Orienteering 1:20:00 [4] 5.0 km (16:00 / km)
shoes: Icebug olx 2nd

Afternoon training session at PWF. This was a route choice exercise with paired runners. I was paired with Ben, one of the two FUMA cadets that self-seeded into the long advanced. We were instructed to plan all of our legs beforehand, and then go out and execute. The first to arrive at each control would wait for the second. That way, there would be a leg-by-leg comparison of the two routes.

This worked out a lot better than I had thought. The meet-up at each control was key, because it injected competition on every leg, erased past mistakes, and forced you to commit to your route choice.

I won the first 4 legs, but I had to work at it. My original route choices worked out well, and Ben had some trouble executing. Kudos to him for good recoveries, but I think my choices were safer, and safety can clearly add to speed.

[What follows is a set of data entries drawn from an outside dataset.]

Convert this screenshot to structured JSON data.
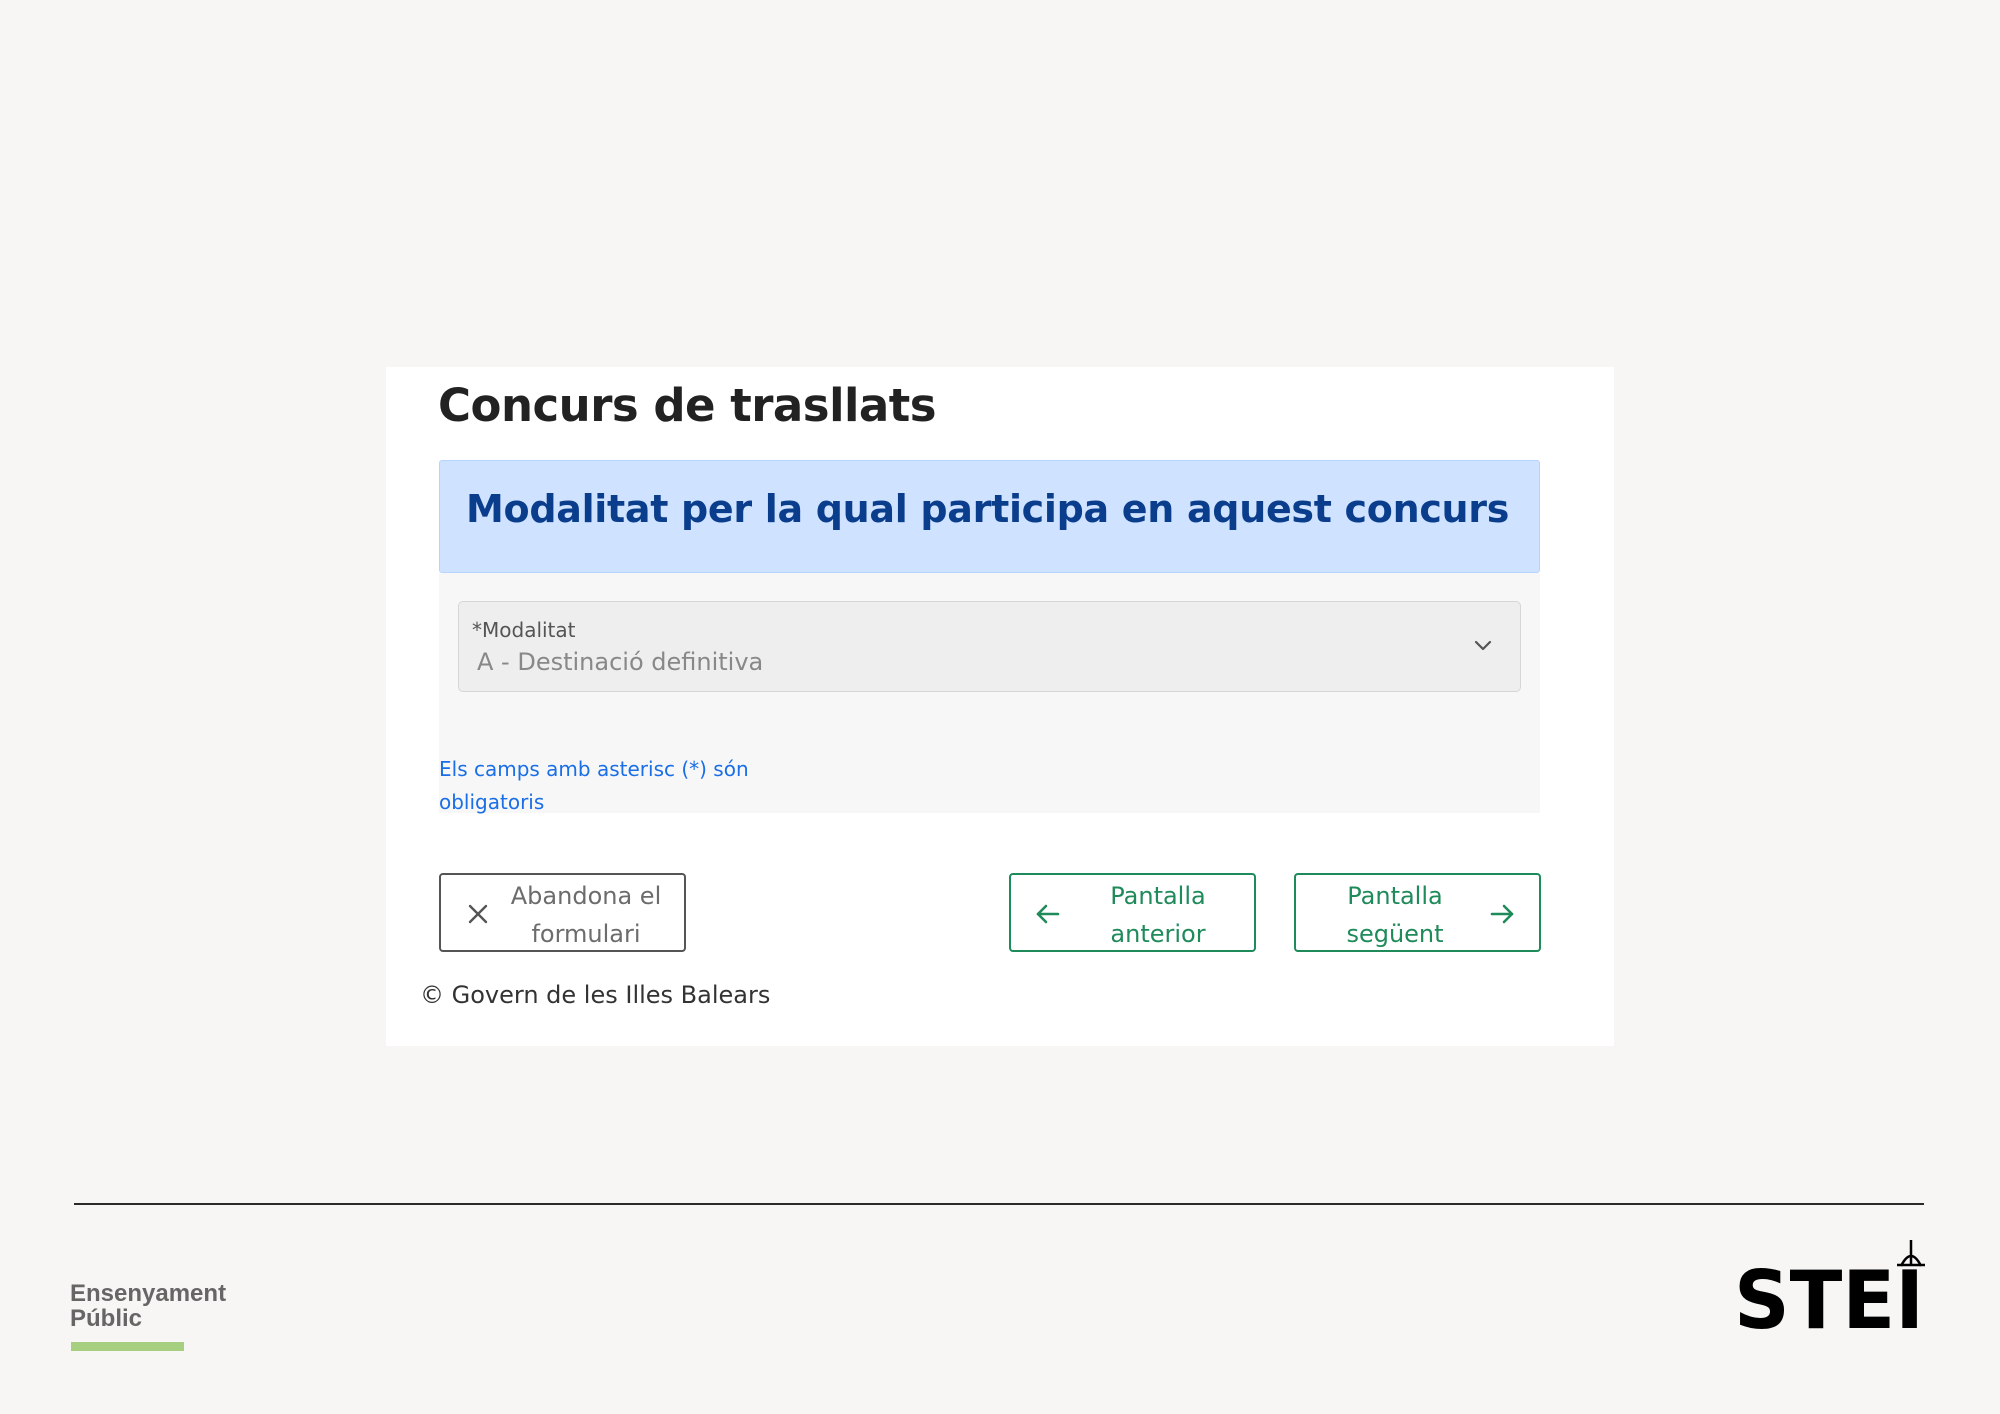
{
  "form": {
    "title": "Concurs de trasllats",
    "section_title": "Modalitat per la qual participa en aquest concurs",
    "select": {
      "label": "*Modalitat",
      "value": "A - Destinació definitiva"
    },
    "required_note": "Els camps amb asterisc (*) són obligatoris",
    "buttons": {
      "abandon": "Abandona el\nformulari",
      "previous": "Pantalla\nanterior",
      "next": "Pantalla\nsegüent"
    },
    "copyright": "© Govern de les Illes Balears"
  },
  "footer": {
    "brand_line1": "Ensenyament",
    "brand_line2": "Públic",
    "logo_text": "STEI"
  },
  "colors": {
    "page_background": "#f7f6f4",
    "section_header_bg": "#cfe2ff",
    "section_title": "#0a3d8c",
    "link_blue": "#1a6ee6",
    "button_green": "#1f8a5a",
    "brand_green": "#a6cf7f"
  }
}
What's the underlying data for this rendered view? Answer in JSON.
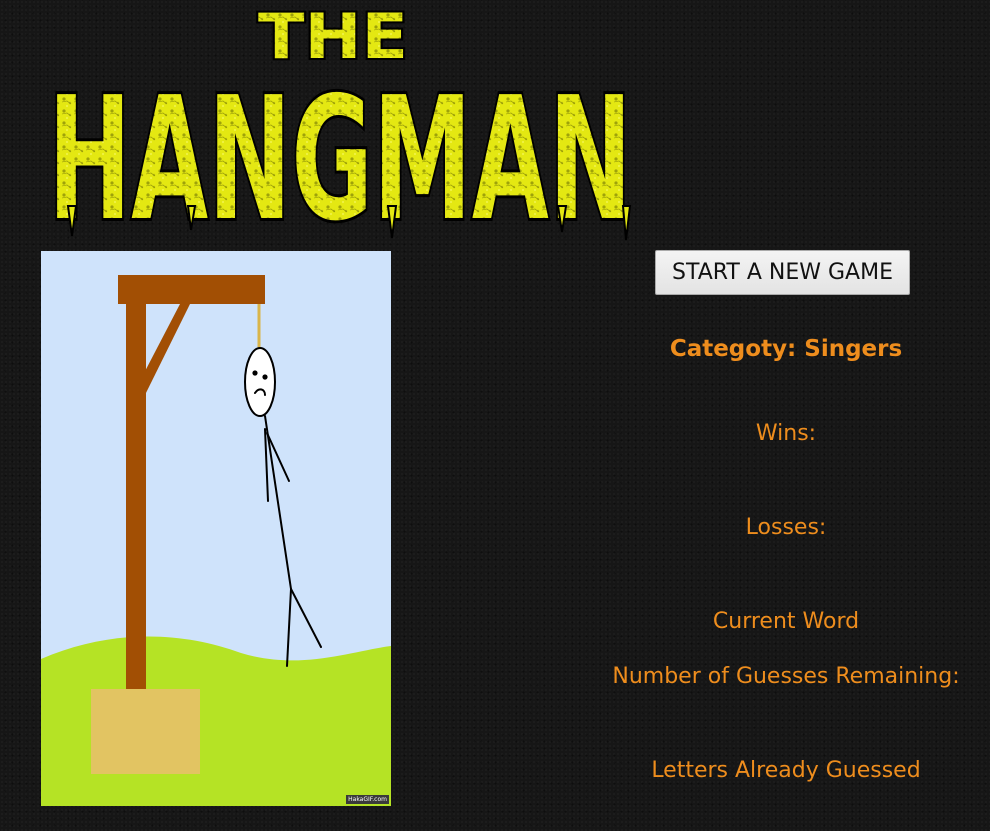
{
  "logo": {
    "line1": "THE",
    "line2": "HANGMAN",
    "color": "#e8ec12"
  },
  "scene": {
    "watermark": "HakaGIF.com",
    "sky_color": "#cfe3fb",
    "grass_color": "#b5e325",
    "wood_color": "#a24f04",
    "box_color": "#e2c462"
  },
  "panel": {
    "new_game_label": "START A NEW GAME",
    "category": "Categoty: Singers",
    "wins_label": "Wins:",
    "losses_label": "Losses:",
    "current_word_label": "Current Word",
    "guesses_remaining_label": "Number of Guesses Remaining:",
    "letters_guessed_label": "Letters Already Guessed",
    "text_color": "#ee8d1d"
  }
}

At #4, it was getting late, and we decided do 5-6 and skip 7-8. I went over my route to #5, then proceeded to navigate straight to 6. No Ben in sight, so I sat down and waited. And waited. Began to look at the map. Gradually came to the reailzation that I was at the wrong control, ran back to 5, apologized to a patient Ben, then tried to retrace my route back to 6, but he beat me there too. Good on him, bad on me, and we jogged back to the finish together.

Later that night, Addie took Ben on an adventurous Night-O run wading through Quantico Creek while I stayed back in the lodge and enjoyed good food and a beer. She alertly recognized the symptoms of hypothermia (which included lots of verbalizations of extreme cold feelings) and brought them both back without incident.